It’s not that I object to the idea, but the word just won’t come out of my mouth. I still occasionally refer to him by his former name, and then I have to correct myself. Sometimes other people correct me. Even typing the word “him” in this paragraph required a kind of mental gymnastics for me. I am willing to learn, to understand, and to change, but dammit this is hard!
I have gone to various websites in an attempt to seek out some practical or moral support in this, and I have also tried to find an actual support group for people like me, but they don’t seem to exist. I found a local PFLAG group, but they didn’t reply to my email. There are several websites for people who are transitioning from one gender to another, but next to nothing for their family and friends.

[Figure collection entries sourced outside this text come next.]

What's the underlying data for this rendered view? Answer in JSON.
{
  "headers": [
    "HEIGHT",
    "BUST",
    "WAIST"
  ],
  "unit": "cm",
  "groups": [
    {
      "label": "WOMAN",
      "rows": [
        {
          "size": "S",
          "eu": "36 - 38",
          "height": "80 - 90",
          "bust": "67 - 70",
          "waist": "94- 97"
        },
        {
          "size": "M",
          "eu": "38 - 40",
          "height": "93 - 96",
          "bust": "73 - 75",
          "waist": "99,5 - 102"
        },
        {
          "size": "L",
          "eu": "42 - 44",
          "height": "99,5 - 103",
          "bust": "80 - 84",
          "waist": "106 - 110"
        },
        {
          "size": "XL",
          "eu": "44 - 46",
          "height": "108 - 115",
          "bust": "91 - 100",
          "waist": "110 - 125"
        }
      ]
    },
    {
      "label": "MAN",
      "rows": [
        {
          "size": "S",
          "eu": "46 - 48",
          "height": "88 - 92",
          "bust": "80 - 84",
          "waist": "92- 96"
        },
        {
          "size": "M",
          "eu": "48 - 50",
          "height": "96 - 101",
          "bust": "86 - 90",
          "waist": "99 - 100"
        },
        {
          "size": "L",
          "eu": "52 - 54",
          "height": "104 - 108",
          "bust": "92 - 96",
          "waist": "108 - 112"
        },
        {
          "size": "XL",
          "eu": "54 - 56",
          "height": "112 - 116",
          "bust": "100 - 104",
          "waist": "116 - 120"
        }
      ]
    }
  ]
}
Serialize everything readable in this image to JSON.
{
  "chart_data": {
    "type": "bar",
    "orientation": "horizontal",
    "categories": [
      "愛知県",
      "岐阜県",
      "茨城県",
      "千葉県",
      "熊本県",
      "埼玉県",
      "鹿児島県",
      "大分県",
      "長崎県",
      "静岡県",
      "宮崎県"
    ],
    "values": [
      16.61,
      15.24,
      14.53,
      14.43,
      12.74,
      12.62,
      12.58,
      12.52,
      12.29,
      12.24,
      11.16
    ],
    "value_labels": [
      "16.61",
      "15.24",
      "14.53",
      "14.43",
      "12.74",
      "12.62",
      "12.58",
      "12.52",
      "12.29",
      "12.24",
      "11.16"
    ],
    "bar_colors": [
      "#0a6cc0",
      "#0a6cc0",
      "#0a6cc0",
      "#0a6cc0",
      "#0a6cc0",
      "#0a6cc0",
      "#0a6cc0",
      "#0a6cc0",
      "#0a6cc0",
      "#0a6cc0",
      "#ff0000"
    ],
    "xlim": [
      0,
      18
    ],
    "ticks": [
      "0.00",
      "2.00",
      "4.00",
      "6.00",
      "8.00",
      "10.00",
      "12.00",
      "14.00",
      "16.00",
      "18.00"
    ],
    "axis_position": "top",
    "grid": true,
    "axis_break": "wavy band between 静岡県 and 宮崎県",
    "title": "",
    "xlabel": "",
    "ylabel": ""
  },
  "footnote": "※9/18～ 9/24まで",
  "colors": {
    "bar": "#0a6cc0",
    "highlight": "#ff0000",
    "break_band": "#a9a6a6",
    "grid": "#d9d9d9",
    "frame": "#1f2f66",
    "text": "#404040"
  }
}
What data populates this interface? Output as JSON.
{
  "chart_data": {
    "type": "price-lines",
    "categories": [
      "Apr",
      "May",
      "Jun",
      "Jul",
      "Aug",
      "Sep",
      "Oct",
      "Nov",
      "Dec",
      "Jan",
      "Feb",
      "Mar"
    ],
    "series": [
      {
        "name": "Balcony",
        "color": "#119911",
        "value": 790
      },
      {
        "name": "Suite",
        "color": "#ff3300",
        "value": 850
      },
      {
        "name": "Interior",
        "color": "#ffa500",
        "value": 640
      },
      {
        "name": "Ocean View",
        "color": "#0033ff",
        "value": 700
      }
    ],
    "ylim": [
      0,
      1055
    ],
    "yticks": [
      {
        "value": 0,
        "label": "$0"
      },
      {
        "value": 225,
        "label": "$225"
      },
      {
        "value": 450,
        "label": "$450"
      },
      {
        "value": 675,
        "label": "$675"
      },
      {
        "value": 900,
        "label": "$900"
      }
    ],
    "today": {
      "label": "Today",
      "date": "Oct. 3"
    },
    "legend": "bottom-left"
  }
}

When we are mentioned on those sites it is often with derision as though we are assumed to be negative, obstructionist, and nasty. One site even mocks us by laughing at the questions we ask. That made me quite indignant, but the charming author of that post has since smoothed my ruffled feathers.
What inspired this blog post was the realization that within the trans* community, there are some who would refer to me as ciswoman. In case you hadn’t noticed, there are a couple of prefix-tual weird things in that sentence. The first is the asterisk after “trans.” I assume that it stands in place of “-gender”, or “-sexual.” I doubt they want it to refer to “-gression” or “-portation.”
That’s all well and good, but the “cis-“ thing really got my goat. It seems to be a thumbing of the nose at those of us who are not trans-anything. If they must have a prefix, so must we. So there!
In Latin cis- is the antonym of trans-, but it seems totally unnecessary to me to create the words cisgender or cissexual for people whose identity matches their bodies. Sorry, but I just don’t get it. If anything, it only serves to annoy. This is not the way to make allies, folks. It does, however, make me wonder how the cistern was named.